Breaking It Down: The Chemical Recycling/Mass Balance Debate

Breaking It Down: The Chemical Recycling/Mass Balance Debate

Posted on July 24, 2024 by DrRossH in Plastic Recycling

Proponents say mass balance negates the need to duplicate billions of dollars’ worth of infrastructure to keep recycled and virgin materials separate throughout the value chain, thus enabling scale up. Opponents say making recycled claims on what can’t be physically traced is misleading.
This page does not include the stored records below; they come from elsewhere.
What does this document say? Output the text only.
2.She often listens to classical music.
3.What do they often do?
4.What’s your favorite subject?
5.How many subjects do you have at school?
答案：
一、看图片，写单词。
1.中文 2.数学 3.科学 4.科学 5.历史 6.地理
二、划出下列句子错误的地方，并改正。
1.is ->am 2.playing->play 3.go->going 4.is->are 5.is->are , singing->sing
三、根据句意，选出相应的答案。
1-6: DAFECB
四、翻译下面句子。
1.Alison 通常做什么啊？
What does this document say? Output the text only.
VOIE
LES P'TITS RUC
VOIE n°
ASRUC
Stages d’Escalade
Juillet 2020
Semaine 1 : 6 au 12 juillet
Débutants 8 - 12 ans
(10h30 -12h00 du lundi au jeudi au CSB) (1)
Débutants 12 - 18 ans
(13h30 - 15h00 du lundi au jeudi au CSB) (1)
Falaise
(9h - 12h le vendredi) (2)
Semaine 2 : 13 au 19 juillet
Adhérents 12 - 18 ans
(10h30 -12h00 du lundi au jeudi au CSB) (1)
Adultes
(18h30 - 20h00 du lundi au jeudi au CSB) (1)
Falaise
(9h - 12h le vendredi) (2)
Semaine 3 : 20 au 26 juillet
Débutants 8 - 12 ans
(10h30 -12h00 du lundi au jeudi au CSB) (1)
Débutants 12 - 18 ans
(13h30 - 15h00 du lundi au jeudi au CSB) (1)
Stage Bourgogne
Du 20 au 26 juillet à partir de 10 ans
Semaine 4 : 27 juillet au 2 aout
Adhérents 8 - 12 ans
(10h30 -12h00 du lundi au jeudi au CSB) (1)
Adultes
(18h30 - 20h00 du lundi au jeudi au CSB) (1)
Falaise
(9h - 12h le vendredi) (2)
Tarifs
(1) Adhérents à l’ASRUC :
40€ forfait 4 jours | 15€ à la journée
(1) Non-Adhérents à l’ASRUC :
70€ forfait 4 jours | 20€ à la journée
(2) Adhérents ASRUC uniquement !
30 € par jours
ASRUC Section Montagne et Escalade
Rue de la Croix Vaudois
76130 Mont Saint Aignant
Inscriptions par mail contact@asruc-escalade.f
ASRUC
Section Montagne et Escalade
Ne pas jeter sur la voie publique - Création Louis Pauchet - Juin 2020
Source: Breaking It Down: The Chemical Recycling/Mass Balance Debate

“There was a bit of a fight in the E.U. among different groups of recyclers.  The concern was pyrolysis operators could get credit allocations they should not get for co-products that are not turned into plastics. And mechanical and other recyclers would not have a level playing field,” Bell says.

That is where the debate really heats up: determining which products and co-products get credits.

There are three main methods, from those that assign credits liberally to stricter models.

The most lax is “free allocation.” That’s what chemical companies want, says Simon Hann, managing consultant at Eunomia Research & Consulting.

“This approach allows the freedom to allocate credit to whatever product they want. Then there is “fuel exempt,” which says you can allocate credits to anything except fuels (e.g., petro chemicals that may not go into plastics as well as monomers for plastics get credits), which may be 30 percent of what comes out of the steam cracker. And there is “polymers only,” where you can allocate only to what will go to polymers [primarily ethylene or propylene], which is about another 30 or 40 percent,” Hann says.

The debate lately is centered around whether fuel should count as “recycled material”— at least in the U.S. In Europe, fuel is not under consideration.

“This is where a lot of skepticism around free allocation comes in. Some organizations are calling for mass balance claims to be adjusted to ensure no credits are passed to fuel,” Thompson says.